The move came two days after parliamentary elections in which President Kurmanbek Bakiyev's party appeared to be on track to win all 90 seats in the legislature.
The prospect of a one-party parliament raised concerns about new turmoil in the former Soviet republic, which hosts both U.S. and Russian air bases and occupies a strategic position in energy-rich central Asia.
A sweep by Bakiyev's Ak Jol party would likely stir resentment in this country, where mass street demonstrations drove the previous president from power in March 2005 after disputed parliament elections.
Under election code changes introduced in October, a party needed to clear two barriers to win seats in parliament: it would have to get 5 percent of the nationwide vote, as well as 0.5 percent of the vote in each of the country's regions.
Incomplete results from Sunday's vote showed Bakiyev's party easily clearing both barriers. The opposition Ata Meken party, meanwhile, was tallying around 9 percent of the nationwide vote, but fell short of the 0.5 percent level in two regions.
Kyrgyzstan's political landscape includes intense regional and clan-based loyalties, and critics said the regional vote provision was aimed at blocking opposition parties.
Perhaps fearing postelection turmoil, Bakiyev's party filed suit with the Supreme Court a few days before the election to overturn the regional requirement.
Kyrgyzstan has been one of the region's most politically open countries, and the only one with an active opposition in parliament.
Along with complaints about the regional vote requirement, opposition parties accused government officials of rigging the vote, and monitors cited ballot stuffing.
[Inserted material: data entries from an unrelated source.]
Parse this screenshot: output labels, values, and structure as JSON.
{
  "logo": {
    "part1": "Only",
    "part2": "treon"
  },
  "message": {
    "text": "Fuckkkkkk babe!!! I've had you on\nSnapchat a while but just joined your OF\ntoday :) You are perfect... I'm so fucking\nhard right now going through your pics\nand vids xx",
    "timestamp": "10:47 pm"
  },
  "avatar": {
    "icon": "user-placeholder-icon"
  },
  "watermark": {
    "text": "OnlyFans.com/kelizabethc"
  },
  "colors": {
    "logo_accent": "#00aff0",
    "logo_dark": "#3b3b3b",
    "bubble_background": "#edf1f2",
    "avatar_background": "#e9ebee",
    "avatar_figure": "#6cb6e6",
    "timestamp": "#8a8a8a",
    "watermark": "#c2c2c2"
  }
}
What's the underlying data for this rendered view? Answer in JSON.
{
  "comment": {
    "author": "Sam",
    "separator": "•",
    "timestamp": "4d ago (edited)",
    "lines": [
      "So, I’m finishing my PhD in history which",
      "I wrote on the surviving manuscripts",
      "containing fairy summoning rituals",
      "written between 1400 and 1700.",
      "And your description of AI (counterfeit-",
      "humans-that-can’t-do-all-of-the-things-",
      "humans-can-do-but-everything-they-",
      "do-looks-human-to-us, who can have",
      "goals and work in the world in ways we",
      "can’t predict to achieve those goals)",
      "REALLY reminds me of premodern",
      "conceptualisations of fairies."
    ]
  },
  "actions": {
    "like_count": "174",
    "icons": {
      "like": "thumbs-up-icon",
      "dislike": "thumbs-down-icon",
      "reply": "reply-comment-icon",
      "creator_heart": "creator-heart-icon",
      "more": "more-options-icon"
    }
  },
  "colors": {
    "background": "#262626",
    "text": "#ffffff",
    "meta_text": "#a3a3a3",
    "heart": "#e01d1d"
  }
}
Observers from the Organization for Security and Cooperation in Europe criticized the counting and tabulation of results, saying Monday that the vote "challenged transparency and accountability."
With more than 80 percent of ballots counted, Bakiyev's party was leading with nearly 48 percent of the vote, said Damir Lisovsky of the Central Elections Commission.
The specter of unrest protesting election results has raised concerns about the fate of the United States' Manas Air Base, near the capital, Bishkek, which has played a key role in supplying U.S. and allied forces fighting in Afghanistan.
Russia also has an air base in Kyrgyzstan. Russian President Vladimir Putin called Bakiyev to congratulate him on "the successful conduct of parliamentary elections" and assured him that "further strengthening of stability" in Kyrgyzstan would bolster ties with Russia, the Kremlin said.